La décision du juge des tutelles

En bref :

La décision du juge des tutelles doit prendre en compte toutes les particularités de la situation de la personne à protéger afin de déterminer le régime de protection le mieux adapté (soit une mesure de sauvegarde de justice, soit une mesure de curatelle, soit une  mesure de tutelle).

Le juge a la possibilité de ne pas donner suite à une demande de mise sous protection juridique : s'il ne la juge pas fondée ou s'il décide d'une solution alternative (par exemple, une habilitation entre époux ou une habilitation familiale).

S'il prononce une mesure de protection juridique, il a la possibilité de désigner un subrogé tuteur ou un subrogé curateur, un co-tuteur ou un co-curateur, ou encore, un conseil de famille (également, en cours d'exercice de la mesure, un tuteur ad hoc ou un curateur ad hoc).

- Page vérifiée le 1er février 2019 -

Pour en savoir plus :

Les critères motivant la décision du juge des tutelles

Le juge prend sa décision sur la base de trois critères (article 428 du Code Civil) :

la nécessité : l'altération des capacités de la personne à protéger doit être clairement constatée sur un plan médical.

la subsidiarité : les alternatives à une mise sous sauvegarde de justice, une mesure de curatelle ou une mesure de tutelle doivent être étudiées (il s'agit alors de solutions moins contraignantes comme l'habilitation entre épouxl'habilitation familialeles procurationsles mesures à caractère social...).
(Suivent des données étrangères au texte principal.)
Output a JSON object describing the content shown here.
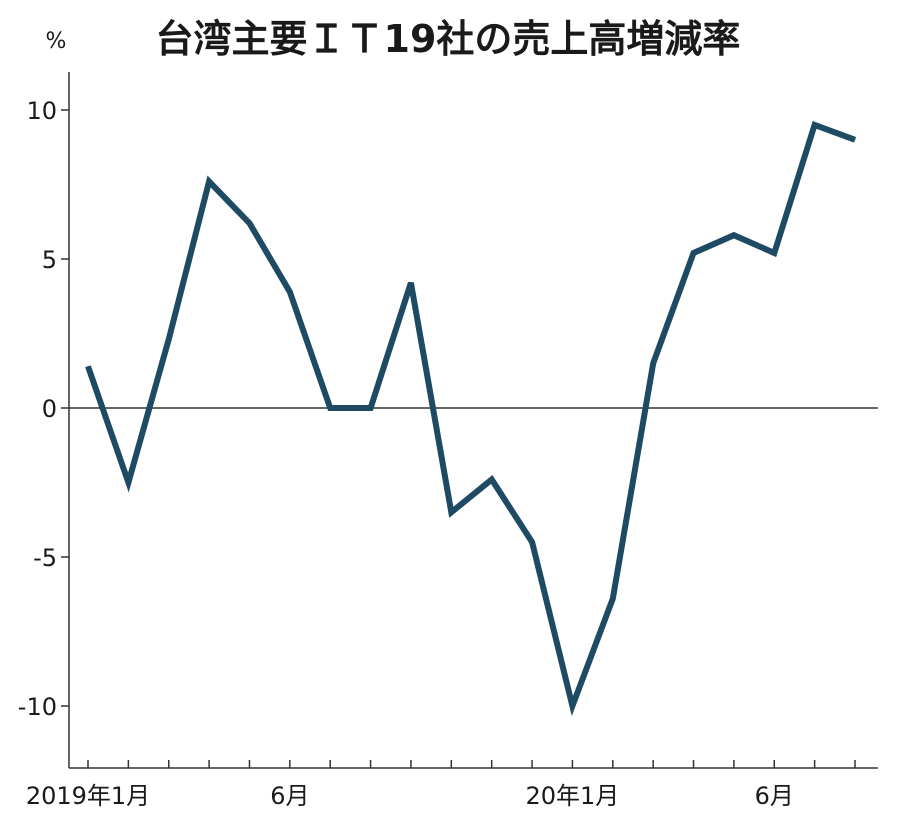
{
  "chart_data": {
    "type": "line",
    "title": "台湾主要ＩＴ19社の売上高増減率",
    "ylabel": "%",
    "xlabel": "",
    "ylim": [
      -12,
      11.2
    ],
    "yticks": [
      10,
      5,
      0,
      -5,
      -10
    ],
    "ytick_labels": [
      "10",
      "5",
      "0",
      "-5",
      "-10"
    ],
    "x": [
      "2019-01",
      "2019-02",
      "2019-03",
      "2019-04",
      "2019-05",
      "2019-06",
      "2019-07",
      "2019-08",
      "2019-09",
      "2019-10",
      "2019-11",
      "2019-12",
      "2020-01",
      "2020-02",
      "2020-03",
      "2020-04",
      "2020-05",
      "2020-06",
      "2020-07",
      "2020-08"
    ],
    "xtick_labels": [
      {
        "month_index": 0,
        "label": "2019年1月"
      },
      {
        "month_index": 5,
        "label": "6月"
      },
      {
        "month_index": 12,
        "label": "20年1月"
      },
      {
        "month_index": 17,
        "label": "6月"
      }
    ],
    "series": [
      {
        "name": "",
        "color": "#1e4a63",
        "values": [
          1.4,
          -2.5,
          2.3,
          7.6,
          6.2,
          3.9,
          0.0,
          0.0,
          4.2,
          -3.5,
          -2.4,
          -4.5,
          -10.0,
          -6.4,
          1.5,
          5.2,
          5.8,
          5.2,
          9.5,
          9.0
        ]
      }
    ],
    "zero_line": true,
    "grid": false,
    "legend": "none"
  }
}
Le juge des tutelles devra également vérifier si l'intéressé n'a pas prévu, par anticipation, sa protection juridique par le biais d'un mandat de protection future ou s'il s'agit d'un adulte en situation de handicap, un mandat de protection future pour autrui (prévu, par anticipation, par ses parents).
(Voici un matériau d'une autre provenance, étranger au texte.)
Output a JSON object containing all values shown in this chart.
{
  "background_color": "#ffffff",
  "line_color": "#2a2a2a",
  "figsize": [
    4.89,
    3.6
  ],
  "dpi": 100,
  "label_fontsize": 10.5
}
la proportionnalité : la situation personnelle de la personne à protéger, le niveau d'altération de ses capacités et son degré d'autonomie doivent faire l'objet d'une appréciation individualisée. Le type de mesure choisie doit donc être proportionnel (par exemple, décision d'une mesure de curatelle si l'altération n'est pas trop prononcée, décision d'une mesure de tutelle si la personne ne peut pas gérer ses affaires, même avec des conseils).

 

Dans le cas d'une ordonnance de sauvegarde de justice :

- le juge des tutelles a la possibilité de prononcer une sauvegarde de justice, soit dans l'hypothèse d'une certaine urgence, soit s'il souhaite obtenir des informations complémentaires (tout en considérant qu'il est nécessaire de protéger, dans l'immédiat, la personne vulnérable)

- il s’agit d’une mesure de protection temporaire, aux effets limités, dans l’attente, soit d’un rétablissement de la personne, soit du prononcé d'une mesure de tutelle ou de curatelle

- le juge peut éventuellement désigner un mandataire spécial qui sera chargé de diverses missions. Cela renforcera la protection de la personne et permettra au juge de mieux évaluer les capacités de celle-ci pour sa future décision (quand le mandataire spécial lui rendra compte des actions qu'il a menées)

- si la situation de la personne vulnérable ne nécessite pas de mesure de protection juridique mais qu'elle a besoin d'être assistée ou représentée pour un acte de disposition précis, le juge des tutelles peut prononcer une mesure de sauvegarde de justice dite "autonome" avec désignation d'un mandataire spécial (qui sera chargé de la concrétisation de l'acte ; par exemple, l'acceptation d'une succession ou la vente d'un bien immobilier).

Le choix de la personne qui exerce la mesure de protection

Prioritairement la mesure est confiée à la famille ou à un proche de la personne à protéger (article 449 du Code Civil). Il peut s'agir de :

- son conjoint, son partenaire de PACS ou son concubin

- un parent (père, mère, enfant, frère, sœur, neveu, nièce, cousin, cousine...) ou un allié (par exemple, un beau-frère, un gendre...)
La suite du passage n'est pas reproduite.